As travel slowly returns, compliance will also get greater attention. "The duty of care factor is always been important, but never really as enforced as it should be," Reynaert said. "If they book their air, car, and hotel through your TMC, you know what hotel, you know what city they're going through, what flights they are on, what hotel they are staying at. And if you start getting high compliance with corporate credit card usage, you actually can go into the tool and know in more detail where people are."
Wakida said that Informatica currently only allows employees to book travel with explicit management permission, a practice many companies are likely using.
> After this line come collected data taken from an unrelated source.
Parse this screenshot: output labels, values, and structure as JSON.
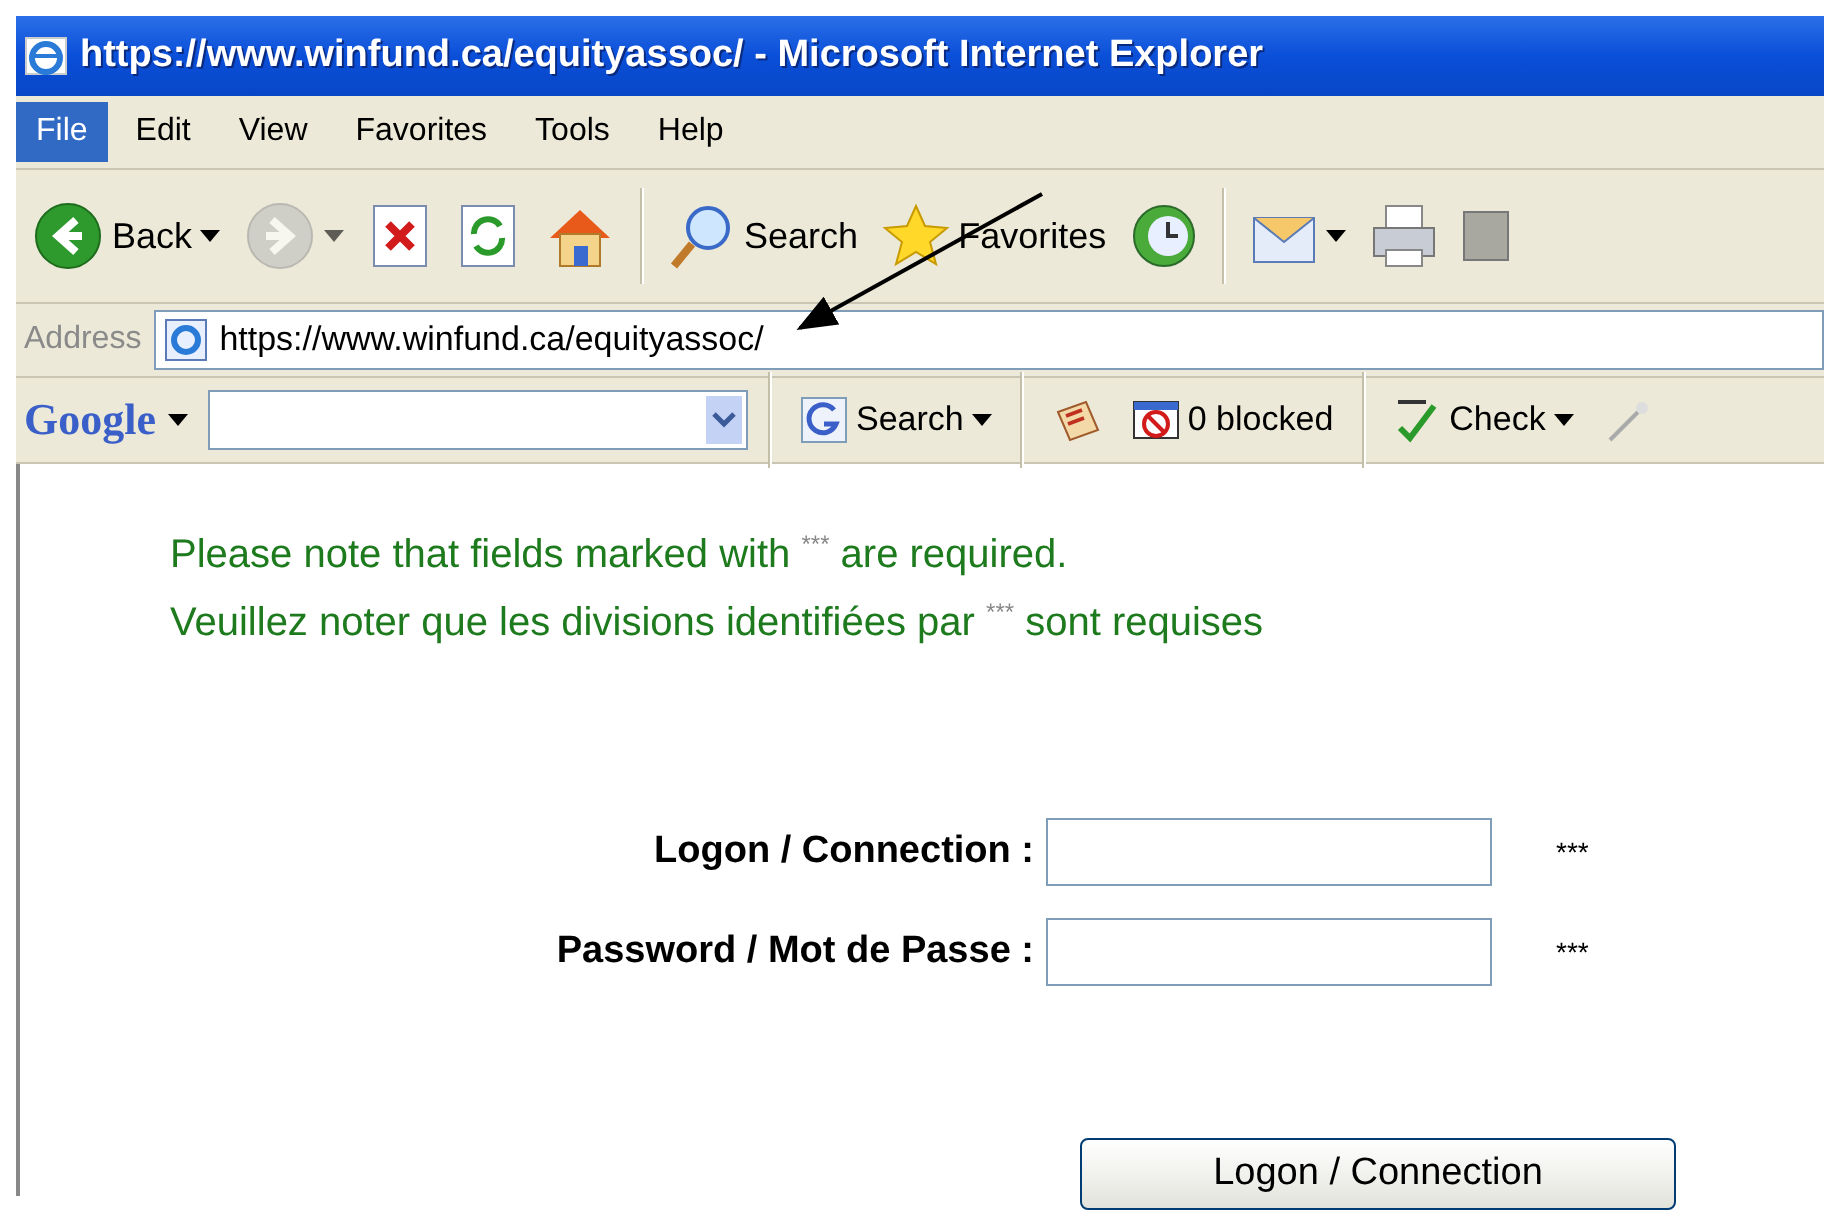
{
  "window": {
    "title": "https://www.winfund.ca/equityassoc/ - Microsoft Internet Explorer"
  },
  "menu": [
    {
      "label": "File",
      "selected": true
    },
    {
      "label": "Edit",
      "selected": false
    },
    {
      "label": "View",
      "selected": false
    },
    {
      "label": "Favorites",
      "selected": false
    },
    {
      "label": "Tools",
      "selected": false
    },
    {
      "label": "Help",
      "selected": false
    }
  ],
  "toolbar": [
    {
      "kind": "back",
      "label": "Back",
      "dropdown": true,
      "disabled": false
    },
    {
      "kind": "forward",
      "dropdown": true,
      "disabled": true
    },
    {
      "kind": "stop",
      "disabled": false
    },
    {
      "kind": "refresh",
      "disabled": false
    },
    {
      "kind": "home",
      "disabled": false
    },
    {
      "kind": "separator"
    },
    {
      "kind": "search",
      "label": "Search",
      "disabled": false
    },
    {
      "kind": "favorites",
      "label": "Favorites",
      "disabled": false
    },
    {
      "kind": "history",
      "disabled": false
    },
    {
      "kind": "separator"
    },
    {
      "kind": "mail",
      "dropdown": true,
      "disabled": false
    },
    {
      "kind": "print",
      "disabled": false
    },
    {
      "kind": "edit",
      "disabled": false
    }
  ],
  "address": {
    "label": "Address",
    "value": "https://www.winfund.ca/equityassoc/"
  },
  "google_bar": {
    "logo": "Google",
    "items": [
      {
        "kind": "gsearch",
        "label": "Search",
        "dropdown": true
      },
      {
        "kind": "separator"
      },
      {
        "kind": "news"
      },
      {
        "kind": "blocker",
        "label": "0 blocked"
      },
      {
        "kind": "separator"
      },
      {
        "kind": "spell",
        "label": "Check",
        "dropdown": true
      },
      {
        "kind": "wand"
      }
    ]
  },
  "page": {
    "notes": [
      "Please note that fields marked with $^{***}$ are required.",
      "Veuillez noter que les divisions identifiées par $^{***}$ sont requises"
    ],
    "fields": [
      {
        "label": "Logon / Connection :",
        "required": "***"
      },
      {
        "label": "Password / Mot de Passe :",
        "required": "***"
      }
    ],
    "button": "Logon / Connection"
  }
}
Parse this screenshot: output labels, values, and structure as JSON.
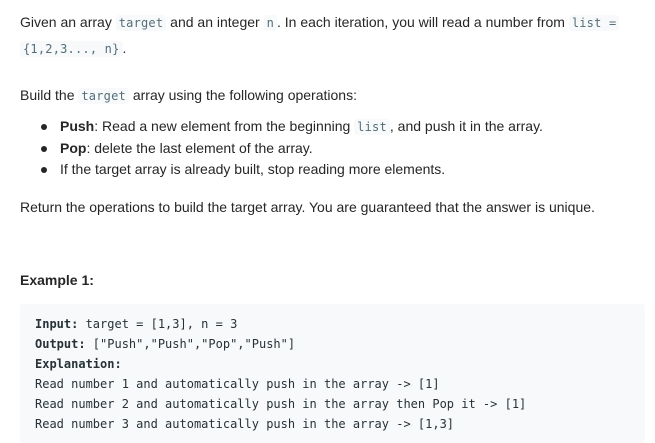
{
  "intro": {
    "t1": "Given an array ",
    "code1": "target",
    "t2": " and an integer ",
    "code2": "n",
    "t3": ". In each iteration, you will read a number from ",
    "code3": "list =",
    "code4": "{1,2,3..., n}",
    "t4": "."
  },
  "build": {
    "t1": "Build the ",
    "code1": "target",
    "t2": " array using the following operations:"
  },
  "bullets": [
    {
      "bold": "Push",
      "t1": ": Read a new element from the beginning ",
      "code": "list",
      "t2": ", and push it in the array."
    },
    {
      "bold": "Pop",
      "t1": ": delete the last element of the array."
    },
    {
      "t1": "If the target array is already built, stop reading more elements."
    }
  ],
  "return_text": "Return the operations to build the target array. You are guaranteed that the answer is unique.",
  "example": {
    "title": "Example 1:",
    "input_label": "Input:",
    "input_value": " target = [1,3], n = 3",
    "output_label": "Output:",
    "output_value": " [\"Push\",\"Push\",\"Pop\",\"Push\"]",
    "explanation_label": "Explanation:",
    "lines": [
      "Read number 1 and automatically push in the array -> [1]",
      "Read number 2 and automatically push in the array then Pop it -> [1]",
      "Read number 3 and automatically push in the array -> [1,3]"
    ]
  }
}
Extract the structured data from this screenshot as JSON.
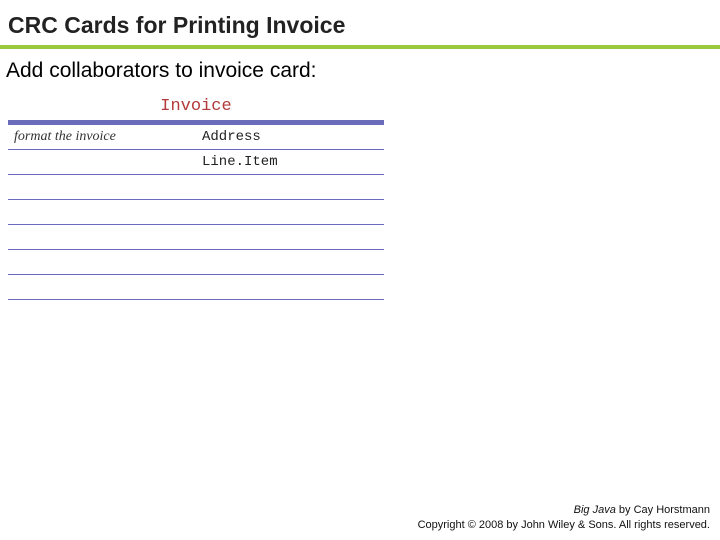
{
  "title": "CRC Cards for Printing Invoice",
  "subtitle": "Add collaborators to invoice card:",
  "card": {
    "class_name": "Invoice",
    "responsibilities": [
      "format the invoice",
      "",
      "",
      "",
      "",
      "",
      ""
    ],
    "collaborators": [
      "Address",
      "Line.Item",
      "",
      "",
      "",
      "",
      ""
    ]
  },
  "footer": {
    "book": "Big Java",
    "by": " by Cay Horstmann",
    "copyright": "Copyright © 2008 by John Wiley & Sons. All rights reserved."
  }
}
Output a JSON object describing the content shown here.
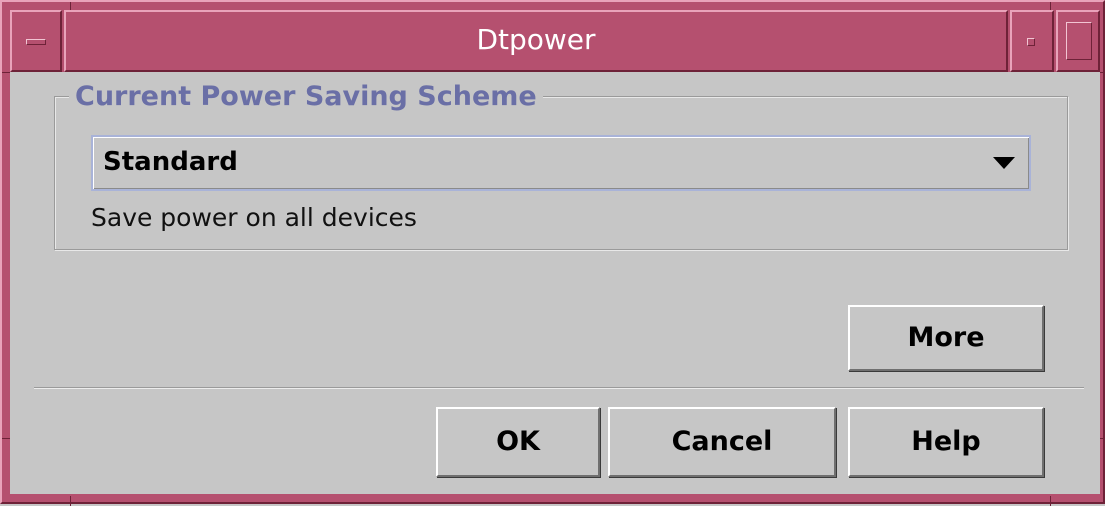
{
  "window": {
    "title": "Dtpower",
    "window_menu_icon": "window-menu-icon",
    "minimize_icon": "minimize-icon",
    "maximize_icon": "maximize-icon"
  },
  "scheme_group": {
    "title": "Current Power Saving Scheme",
    "selected": "Standard",
    "dropdown_icon": "chevron-down-icon",
    "description": "Save power on all devices"
  },
  "buttons": {
    "more": "More",
    "ok": "OK",
    "cancel": "Cancel",
    "help": "Help"
  },
  "colors": {
    "frame": "#b5506f",
    "dialog_bg": "#c6c6c6",
    "group_title": "#6a6fa6"
  }
}
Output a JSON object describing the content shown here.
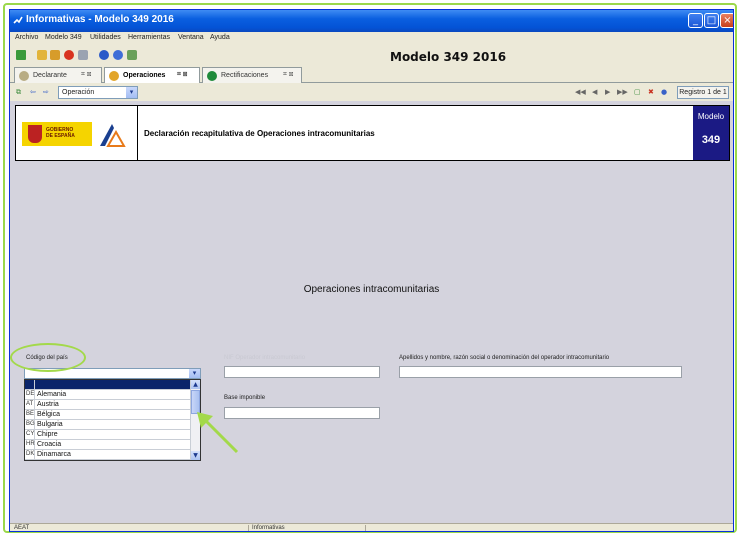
{
  "window": {
    "title": "Informativas - Modelo 349 2016"
  },
  "menu": [
    "Archivo",
    "Modelo 349",
    "Utilidades",
    "Herramientas",
    "Ventana",
    "Ayuda"
  ],
  "toolbar": {
    "model_title": "Modelo 349 2016"
  },
  "tabs": [
    {
      "label": "Declarante"
    },
    {
      "label": "Operaciones"
    },
    {
      "label": "Rectificaciones"
    }
  ],
  "navbar": {
    "selected_view": "Operación",
    "record": "Registro 1 de 1"
  },
  "header": {
    "gobierno_text": "GOBIERNO\nDE ESPAÑA",
    "title": "Declaración recapitulativa de Operaciones intracomunitarias",
    "modelo_label": "Modelo",
    "modelo_number": "349"
  },
  "form": {
    "section_title": "Operaciones intracomunitarias",
    "codigo_pais_label": "Código del país",
    "nif_label": "NIF Operador intracomunitario",
    "nombre_label": "Apellidos y nombre, razón social o denominación del operador intracomunitario",
    "base_label": "Base imponible",
    "pais_value": "",
    "countries": [
      {
        "code": "",
        "name": ""
      },
      {
        "code": "DE",
        "name": "Alemania"
      },
      {
        "code": "AT",
        "name": "Austria"
      },
      {
        "code": "BE",
        "name": "Bélgica"
      },
      {
        "code": "BG",
        "name": "Bulgaria"
      },
      {
        "code": "CY",
        "name": "Chipre"
      },
      {
        "code": "HR",
        "name": "Croacia"
      },
      {
        "code": "DK",
        "name": "Dinamarca"
      }
    ]
  },
  "status": {
    "left": "AEAT",
    "center": "Informativas"
  },
  "colors": {
    "accent": "#0a5fe0",
    "annotation": "#a3d94a",
    "modelo_badge": "#1b1a84"
  }
}
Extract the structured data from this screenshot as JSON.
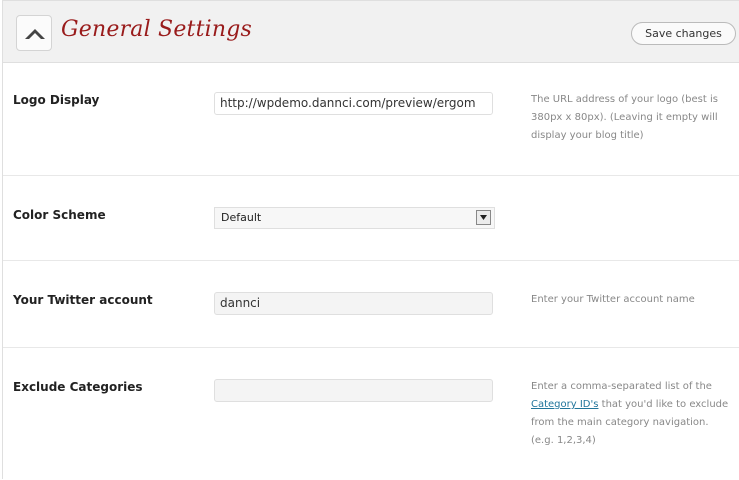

As those policies loosen, travel managers will have a renewed focus on keeping bookings within the program.
Get Involved in the Future of Meetings
Live conferences and events will continue to face challenges well into 2021. Bailey, who says that 20 percent of Microsoft's pre-Covid travel was to conferences, expects the company to cut back the number who attend events in-person, leaving the rest to experience events virtually. Like other travel managers interviewed for this story, he also anticipated some disconnect between workers' desire to resume business travel and companies' willingness to continue at past levels. Trips will be scrutinized for necessity and value—initially for the sake of safety, but eventually because virtual substitutes have been embraced. The days of flying cross-country to present to the executive team could be over.
But Bailey is not just planning for less conference travel—he is focused on and very involved in designing Microsoft's future approach to events. "For me, the best example of a hybrid meeting is the Super Bowl. Nobody would say that if you put the Super Bowl on TV, nobody will go to the game anymore," he said, pointing out that people attend it live, while others have a great experience watching it with friends at home or a bigger venue. Still others record it so they can skip around.
"We're looking at putting an event together and it's more than just a hybrid meeting; it's a distributed meeting," Bailey said. "The central location is still key to the best experience, and you need to make sure that the right people go there and [then] have smaller meetings in multiple cities." Bailey and other travel managers will be among those creating new models for face-to-face events, and optimizing them for experience as well as the most prudent travel plan.
Bailey is not the only travel manager finding himself involved in envisioning and executing a post-Covid future. Wakida is working on return-to-office plans, including strategic planning around how liberal Informatica should be with work-from-home policies. Both Wakida and Bailey say that travel managers should think creatively about how they can help companies navigate to the future in areas adjacent or related to travel.
That future may be uncertain, but it will certainly include travel, and a need for strategic-minded travel managers, Bailey says: "I think there are going to be tons of opportunities, but the opportunities are for the people who realize how much we have shifted and how much we're going to shift."